Le comportement sexuel varie fort peu suivant les diverses sociétés humaines. Les modes de séduction, de contacts, les parades et les expressions faciales ne présentent que des différences mineures et très extérieures.[réf. nécessaire] L'Europe n'a plus le monopole de la représentation massifiée du comportement amoureux ; pourtant, les deux grandes industries cinématographiques du monde, occidentale et indienne[réf. nécessaire], montrent de manière saisissante le caractère uniforme des représentations collectives de la sexualité dans des cultures différentes, a fortiori sachant que ces deux cinémas ont chacun une aire d'influence qui va bien au-delà de leurs sphères géographiques propres. Les films indiens sont depuis longtemps projetés dans tous les cinémas du Moyen-Orient et du monde arabe, tandis que le cinéma occidental a depuis longtemps fait la conquête du Japon et de la zone d'influence chinoise.[réf. nécessaire]

Néanmoins, certains détails comportementaux sont culturellement acquis. Le baiser avec la langue, par exemple, qui semble naturel en Occident, en Chine, dans le monde arabe, en Inde, était probablement inconnu en Afrique subsaharienne avant l'arrivée des Européens[réf. nécessaire]. Dans Ma vie secrète, un anonyme licencieux de l'époque victorienne rapporte qu'il a dû enseigner cette pratique, qui n'allait pas de soi. Il s'agirait donc d'un trait culturel, mineur, mais réel.

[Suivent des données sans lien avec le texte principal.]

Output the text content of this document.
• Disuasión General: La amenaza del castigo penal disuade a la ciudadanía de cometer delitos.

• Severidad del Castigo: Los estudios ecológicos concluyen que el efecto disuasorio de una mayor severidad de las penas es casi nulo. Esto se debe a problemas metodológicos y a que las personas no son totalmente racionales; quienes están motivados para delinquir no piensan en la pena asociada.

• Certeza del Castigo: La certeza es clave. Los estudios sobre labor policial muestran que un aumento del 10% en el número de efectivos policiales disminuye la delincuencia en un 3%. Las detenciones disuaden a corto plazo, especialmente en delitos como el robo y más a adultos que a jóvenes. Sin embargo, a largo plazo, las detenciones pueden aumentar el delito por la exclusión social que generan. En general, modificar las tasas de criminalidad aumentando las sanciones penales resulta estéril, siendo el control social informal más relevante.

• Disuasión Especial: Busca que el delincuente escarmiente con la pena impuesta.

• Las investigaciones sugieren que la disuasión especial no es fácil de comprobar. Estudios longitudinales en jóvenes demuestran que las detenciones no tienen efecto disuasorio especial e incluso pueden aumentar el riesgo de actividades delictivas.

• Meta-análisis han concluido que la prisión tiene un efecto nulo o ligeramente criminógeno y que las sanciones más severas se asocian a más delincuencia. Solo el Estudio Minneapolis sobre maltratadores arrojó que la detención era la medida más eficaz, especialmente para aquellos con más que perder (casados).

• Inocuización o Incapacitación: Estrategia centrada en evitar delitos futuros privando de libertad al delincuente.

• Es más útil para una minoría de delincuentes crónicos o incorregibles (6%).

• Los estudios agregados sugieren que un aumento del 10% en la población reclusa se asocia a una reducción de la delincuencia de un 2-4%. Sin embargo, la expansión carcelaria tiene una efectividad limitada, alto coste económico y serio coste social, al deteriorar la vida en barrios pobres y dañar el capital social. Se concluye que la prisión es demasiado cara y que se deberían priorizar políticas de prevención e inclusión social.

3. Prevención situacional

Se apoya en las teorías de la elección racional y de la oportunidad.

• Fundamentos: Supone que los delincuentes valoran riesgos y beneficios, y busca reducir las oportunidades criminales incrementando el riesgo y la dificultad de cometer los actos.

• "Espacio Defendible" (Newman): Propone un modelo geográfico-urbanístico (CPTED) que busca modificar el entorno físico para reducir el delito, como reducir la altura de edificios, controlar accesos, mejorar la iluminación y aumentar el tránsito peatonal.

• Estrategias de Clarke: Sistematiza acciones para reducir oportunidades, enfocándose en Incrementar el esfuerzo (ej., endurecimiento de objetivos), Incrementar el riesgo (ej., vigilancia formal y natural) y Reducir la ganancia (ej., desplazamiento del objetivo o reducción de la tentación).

L'ethnolinguistique, l'anthropologie linguistique et les études en traduction mettent en question la démarche anthropologique qui consiste à analyser le rapport entre les êtres humains et l'amour dans diverses langues-cultures. L'ethnolinguistique de Underhill (2012) montre par exemple que l'amour est représenté en termes métaphoriques, et que les cadres et les configurations métaphoriques diffèrent en anglais, français et tchèque. Mais si on va au-delà de la langue et on entre dans le discours, on ne peut maintenir le modèle d'un individu qui incarne sa culture et sa langue. On constate que les individus adoptent, adaptent et résistent les cadres culturels qu'ils trouvent dans la langue. L'anthropologie qui focalise sur les études multilingues montre que la langue n'est que le modèle qui est entretenu par les discours et par les « stratégies discursives ». L'amour se négocie en langage. Et souvent, les locuteurs résistent ou rejettent les métaphores conceptuelles selon lesquelles l'amour serait « fusion », le « centre » ou le « but » de la vie. L'humour ne cesse d'innover à partir de paradigmes traditionnels. La vulgarité aussi (voir Underhill 2012).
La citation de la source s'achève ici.